Com a agitação causada por tudo o que se passava na fazenda em que Niño Fidencio trabalhava, jornais correram para noticiar o que se passava em Espinazo. O interesse do público era crescente. A partir disso, filmes sobre Fidêncio foram produzidos e exibidos ainda na década de 1920. Um deles, “El Niño Fidencio e sus maravillosas Curaciones“, de Jorge Stahl, foi exibido em fevereiro de 1928 nos cinemas Salón Rojo, Mundial, Isabel, Teresa, San Rafael, Rivolí e Monumental da Cidade do México.31 A filmagem “El campo del dolor”, editada por Eduardo Martorell incluindo cenas reais gravadas na fazenda de Fidencio comoveu seus espectadores.32

Morte do Niño Fidencio

A saúde de Niño Fidencio começou a decair a partir de 1936 ou 1937. Até esse ano, ele permaneceu atendendo e curando aqueles que o procuravam. Em 19 de outubro de 1938, Niño Fidencio morreu. Barbara Mackling e Ross Crumrine nos informam que, oficialmente, a causa da morte de Niño Fidencio foi uma “febre”, mas que seus seguidores disseram que o líder faleceu de “exaustão.”33

A morte de Niño Fidencio não colocou um ponto final às história de milagres que o tornaram célebre em vida. Há a narrativa, por exemplo, que sua presença e atuação em ajuda aos pobres lhe tornou alvo da ira de médicos. Uma clínica teria contratado assassinos de aluguel para eliminar Fidencio que, sobrenaturalmente, soube da emboscada. Mesmo cercado, as armas dos matadores não dispararam. Em outras narrativas, Fidencio não sucumbia à tentativa de envenenamento pois o veneno não surtia efeito. Nessas história López de la Fuente e mesmo sua esposa são muitas vezes apontados como cumplices dos inimigos do santo.34

Tais histórias, em conjunto com uma foto do cadáver de Niño Fidencio, deram origem à narrativa de que o líder teria de fato sido morto por médicos. Na foto, conforme nos dá conta Graziano, duas pessoas com mascara cirúrgicas, aparecem estar abrindo a garganta de Fidencio. A foto provavelmente foi tirada durante o procedimento de embalsamamento. Muitos devotos, no entanto, acreditam que, naquele momento, o santo ainda não havia morrido. Antes de morrer, Niño Fidencio afirmava que tinha a habilidade de fazer visitas espirituais a pacientes muitos distantes de Espinazo. Nessas viagens, seu corpo ficava como adormecido ou morto, enquanto seu espírito e consciência, viajavam longas distancias por horas e mesmo dias. 
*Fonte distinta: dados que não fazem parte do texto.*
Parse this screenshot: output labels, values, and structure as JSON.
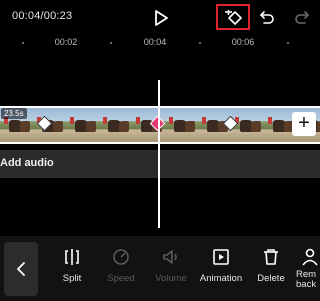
{
  "header": {
    "timecode": "00:04/00:23"
  },
  "ruler": {
    "ticks": [
      "00:02",
      "00:04",
      "00:06"
    ]
  },
  "track": {
    "duration": "23.5s"
  },
  "audio": {
    "label": "Add audio"
  },
  "toolbar": {
    "split": "Split",
    "speed": "Speed",
    "volume": "Volume",
    "animation": "Animation",
    "delete": "Delete",
    "remove_bg_line1": "Rem",
    "remove_bg_line2": "back"
  },
  "colors": {
    "keyframe_highlight": "#e0242e",
    "active_keyframe": "#e83a72"
  }
}
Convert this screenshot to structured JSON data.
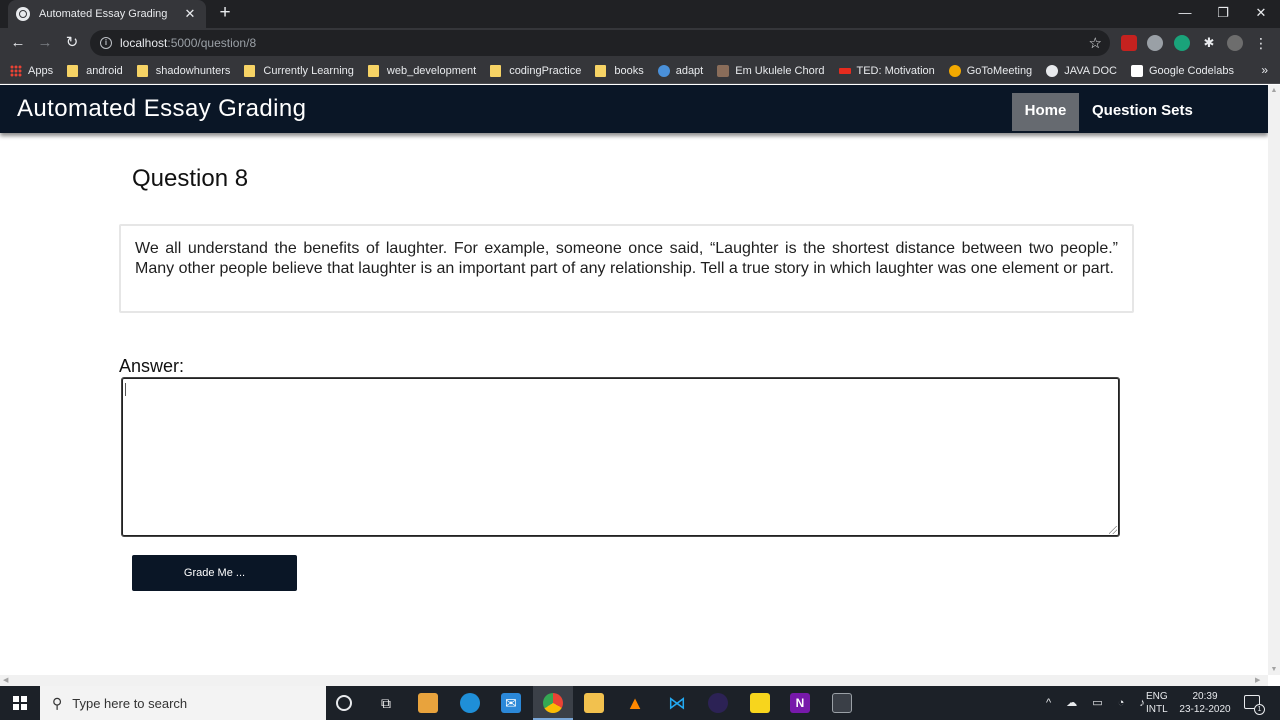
{
  "browser": {
    "tab_title": "Automated Essay Grading",
    "url_host": "localhost",
    "url_path": ":5000/question/8",
    "bookmarks": [
      {
        "label": "Apps",
        "icon": "apps-grid-icon"
      },
      {
        "label": "android",
        "icon": "folder-icon"
      },
      {
        "label": "shadowhunters",
        "icon": "folder-icon"
      },
      {
        "label": "Currently Learning",
        "icon": "folder-icon"
      },
      {
        "label": "web_development",
        "icon": "folder-icon"
      },
      {
        "label": "codingPractice",
        "icon": "folder-icon"
      },
      {
        "label": "books",
        "icon": "folder-icon"
      },
      {
        "label": "adapt",
        "icon": "site-icon"
      },
      {
        "label": "Em Ukulele Chord",
        "icon": "site-icon"
      },
      {
        "label": "TED: Motivation",
        "icon": "ted-icon"
      },
      {
        "label": "GoToMeeting",
        "icon": "gotomeeting-icon"
      },
      {
        "label": "JAVA DOC",
        "icon": "globe-icon"
      },
      {
        "label": "Google Codelabs",
        "icon": "codelabs-icon"
      }
    ]
  },
  "navbar": {
    "brand": "Automated Essay Grading",
    "links": [
      "Home",
      "Question Sets"
    ],
    "active": "Home"
  },
  "question": {
    "title": "Question 8",
    "prompt": "We all understand the benefits of laughter. For example, someone once said, “Laughter is the shortest distance between two people.” Many other people believe that laughter is an important part of any relationship. Tell a true story in which laughter was one element or part."
  },
  "answer": {
    "label": "Answer:",
    "value": "",
    "button_label": "Grade Me ..."
  },
  "taskbar": {
    "search_placeholder": "Type here to search",
    "lang_1": "ENG",
    "lang_2": "INTL",
    "time": "20:39",
    "date": "23-12-2020",
    "notification_count": "1"
  },
  "colors": {
    "navbar_bg": "#0a1626",
    "nav_active_bg": "#666a70",
    "button_bg": "#0a1626"
  }
}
Conta-se que em uma dessas ocasiões, mesmo consciente de que Fidencio “retornaria” ao próprio corpo, a esposa de López de la Guente chamada Consuelo Villareal, ou o próprio, ordenou o embalsamamento de Fidencio ao que os médicos concordaram com entusiasmo.35 Quando os mesmo abriram o corte na garganta do curandeiro, o mesmo teria aberto os olhos e, olhando Consuelo fixamente, perguntou: “Mamãe, o que você está fazendo? Eu não te disse para não fazer nada”.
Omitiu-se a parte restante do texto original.